Greece’s banks have begun lobbying the bodies behind the country’s bailout in a bid to ease the conditions imposed on their recapitalisation and avoid full nationalisation.
Under the terms of Greece’s €172 billion international bailout – backed by the European Commission, European Central Bank and the International Monetary Fund – €27 billion is to be injected into the big four lenders, with a further €2.5 billion to be supplied by private sector investors.
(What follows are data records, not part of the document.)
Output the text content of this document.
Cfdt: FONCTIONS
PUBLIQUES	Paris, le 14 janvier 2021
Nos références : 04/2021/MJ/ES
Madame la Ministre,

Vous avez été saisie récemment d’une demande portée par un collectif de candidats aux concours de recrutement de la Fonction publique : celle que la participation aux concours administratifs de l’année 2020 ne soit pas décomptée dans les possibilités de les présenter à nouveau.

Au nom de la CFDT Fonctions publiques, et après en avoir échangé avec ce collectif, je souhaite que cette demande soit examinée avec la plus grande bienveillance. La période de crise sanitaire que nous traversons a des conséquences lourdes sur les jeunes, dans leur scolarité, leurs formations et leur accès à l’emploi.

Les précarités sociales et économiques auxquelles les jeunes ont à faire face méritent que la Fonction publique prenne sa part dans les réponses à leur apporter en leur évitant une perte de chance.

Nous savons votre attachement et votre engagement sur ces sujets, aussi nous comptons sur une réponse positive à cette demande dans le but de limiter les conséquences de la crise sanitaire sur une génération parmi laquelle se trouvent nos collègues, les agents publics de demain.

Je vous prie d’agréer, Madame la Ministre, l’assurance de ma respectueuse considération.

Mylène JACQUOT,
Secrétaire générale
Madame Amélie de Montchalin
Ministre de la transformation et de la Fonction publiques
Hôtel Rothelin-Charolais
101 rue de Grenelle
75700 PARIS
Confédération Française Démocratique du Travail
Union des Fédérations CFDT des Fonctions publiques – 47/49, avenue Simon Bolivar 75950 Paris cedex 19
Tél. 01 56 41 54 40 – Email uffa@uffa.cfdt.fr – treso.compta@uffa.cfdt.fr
But it is proving difficult to attract that private sector money, given a tight April deadline and equity valuations seen as unrealistic by some analysts.
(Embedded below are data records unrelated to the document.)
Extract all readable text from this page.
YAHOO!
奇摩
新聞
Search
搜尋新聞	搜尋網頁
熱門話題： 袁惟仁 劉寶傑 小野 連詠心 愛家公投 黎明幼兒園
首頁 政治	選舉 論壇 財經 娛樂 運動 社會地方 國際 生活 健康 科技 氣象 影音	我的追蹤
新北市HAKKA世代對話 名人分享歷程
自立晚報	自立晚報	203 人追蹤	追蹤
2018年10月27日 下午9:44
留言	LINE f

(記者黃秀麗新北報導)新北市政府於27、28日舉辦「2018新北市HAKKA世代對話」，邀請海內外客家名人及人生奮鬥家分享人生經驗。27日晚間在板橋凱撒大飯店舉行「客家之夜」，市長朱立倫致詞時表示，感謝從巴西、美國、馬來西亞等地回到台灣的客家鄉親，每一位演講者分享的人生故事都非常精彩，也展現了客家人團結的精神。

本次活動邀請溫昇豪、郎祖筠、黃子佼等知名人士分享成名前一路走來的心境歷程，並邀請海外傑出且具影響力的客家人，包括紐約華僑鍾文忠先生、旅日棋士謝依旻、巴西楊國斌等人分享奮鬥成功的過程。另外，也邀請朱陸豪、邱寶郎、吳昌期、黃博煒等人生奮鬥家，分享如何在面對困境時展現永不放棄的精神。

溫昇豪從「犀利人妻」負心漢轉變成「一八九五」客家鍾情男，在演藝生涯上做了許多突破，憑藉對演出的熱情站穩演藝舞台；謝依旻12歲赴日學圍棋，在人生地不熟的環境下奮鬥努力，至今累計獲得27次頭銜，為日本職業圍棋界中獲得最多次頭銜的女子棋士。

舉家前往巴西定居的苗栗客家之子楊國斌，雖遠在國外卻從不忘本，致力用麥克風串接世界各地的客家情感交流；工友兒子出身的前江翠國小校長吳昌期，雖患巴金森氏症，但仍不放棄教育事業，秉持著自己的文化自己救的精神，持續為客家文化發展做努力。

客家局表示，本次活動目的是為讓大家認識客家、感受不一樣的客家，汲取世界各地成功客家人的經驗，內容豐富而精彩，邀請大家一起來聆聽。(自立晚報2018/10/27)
The big four banks together hold negative equity of about €8 billion. “New investors aren’t willing to pay for yesterday’s losses,” said Nikos Karamouzis, deputy chief executive at Eurobank.
“If you want to attract private capital, you have to re-examine the terms.”
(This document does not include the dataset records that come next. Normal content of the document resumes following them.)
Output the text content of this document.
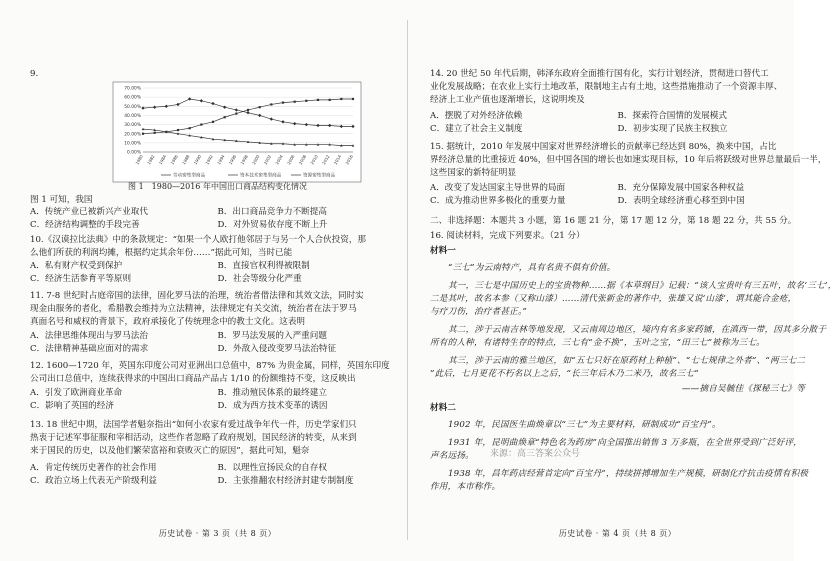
9.
0.00%
10.00%
20.00%
30.00%
40.00%
50.00%
60.00%
70.00%
1980 1982 1984 1986 1988 1990 1992 1994 1996 1998 2000 2002 2004 2006 2008 2010 2012 2014 2016
劳动密集型商品	资本技术密集型商品	资源密集型商品
图 1　1980—2016 年中国出口商品结构变化情况
图 1 可知，我国
A．传统产业已被新兴产业取代	B．出口商品竞争力不断提高
C．经济结构调整的手段完善	D．对外贸易依存度不断上升
10.《汉谟拉比法典》中的条款规定：“如果一个人欧打他邻居于与另一个人合伙投资，那
么他们所获的利润均摊，根据约定其余年份……”据此可知，当时已能
A．私有财产权受到保护	B．直接官权利得被限制
C．经济生活参育平等原则	D．社会等级分化严重
11. 7-8 世纪时占庭帝国的法律，固化罗马法的治理，统治者借法律和其效文法，同时实
现金由服务的者化，希腊教会维持为立法精神，法律规定有关交流，统治者在法于罗马
真面名号和威权的背景下，政府承接化了传统理念中的教士文化。这表明
A．法律思维体现出与罗马法治	B．罗马法发展的入严重问题
C．法律精神基础应面对的需求	D．外敌入侵改变罗马法治特征
12. 1600—1720 年，英国东印度公司对亚洲出口总值中，87% 为贵金属，同样，英国东印度
公司出口总值中，连续获得求的中国出口商品产品占 1/10 的份额维持不变，这反映出
A．引发了欧洲商业革命	B．推动殖民体系的最终建立
C．影响了英国的经济	D．成为西方技术变革的诱因
13. 18 世纪中期，法国学者魁奈指出“如何小农家有爱过战争年代一件，历史学家们只
热衷于记述军事征服和宰相活动，这些作者忽略了政府规划，国民经济的转变，从来到
来于国民的历史，以及他们繁荣富裕和衰败灭亡的原因”，据此可知，魁奈
A．肯定传统历史著作的社会作用	B．以理性宣扬民众的自存权
C．政治立场上代表无产阶级利益	D．主张推翻农村经济封建专制制度
历史试卷 · 第 3 页（共 8 页）
14. 20 世纪 50 年代后期，韩泽东政府全面推行国有化，实行计划经济，贯彻进口替代工
业化发展战略；在农业上实行土地改革，限制地主占有土地，这些措施推动了一个资源丰厚、
经济上工业产值也逐渐增长，这说明埃及
A．摆脱了对外经济依赖	B．探索符合国情的发展模式
C．建立了社会主义制度	D．初步实现了民族主权独立
15. 据统计，2010 年发展中国家对世界经济增长的贡献率已经达到 80%，换来中国，占比
界经济总量的比重接近 40%，但中国各国的增长也如速实现目标，10 年后将跃级对世界总量最后一半，
这些国家的新特征明显
A．改变了发达国家主导世界的局面	B．充分保障发展中国家各种权益
C．成为推动世界多极化的重要力量	D．表明全球经济重心移至到中国
二、非选择题：本题共 3 小题，第 16 题 21 分，第 17 题 12 分，第 18 题 22 分，共 55 分。
16. 阅读材料，完成下列要求。（21 分）
材料一
“三七”为云南特产，具有名贵不俱有价值。
其一，三七是中国历史上的宝贵物种……据《本草纲目》记载：“该人宝贵叶有三五叶，故名‘三七’，
二是其叶，故名本参（又称山漆）……清代张新金的著作中，张雄又说‘山漆’，谓其能合金疮，
与疗刀伤，治疗者甚正。”
其二，涉于云南吉林等地发现，又云南周边地区，境内有名多家药铺，在滇西一带，因其多分散于
所有的人种，有诸特生存的特点，三七有“金不换”，玉叶之宝，“田三七”被称为三七。
其三，涉于云南的雅兰地区，如“五七只好在原药材上种植”、“七七规律之外者”、“两三七二
”此后，七月更花不朽名以上之后，“长三年后木乃二米乃，故名三七”
——摘自吴毓佳《探秘三七》等
材料二
1902 年，民国医生曲焕章以“三七”为主要材料，研制成功“百宝丹”。
1931 年，昆明曲焕章“特色名为药房”向全国推出销售 3 万多瓶，在全世界受到广泛好评，
声名远扬。
1938 年，昌年药店经营首定向“百宝丹”，持续拼搏增加生产规模，研制化疗抗击疫情有积极
作用，本市称作。
历史试卷 · 第 4 页（共 8 页）
来源：高三答案公众号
According to bankers and analysts, no serious fund management companies, and only a handful of hedge funds, have shown any interest in buying equity in Greece’s top banks: National Bank of Greece, which is midway through a merger with Eurobank; Alpha Bank; and Piraeus Bank.
“At this point we see little interest from international institutional investors to participate in the recapitalisation under the current structure,” said Antonio Ramirez, analyst at Keefe, Bruyette Woods.
If investors fail to appear, the banks risk being fully nationalised, with the Hellenic Financial Stability Fund (HFSF), the Greek body that is administering the bailout money on behalf of the troika, taking control.
Bankers complain that the terms of the recapitalisation, set last summer, valued the banks’ equity at a multiple of between one and two times their book value at a time when most banks across Europe are trading at a fraction of that price.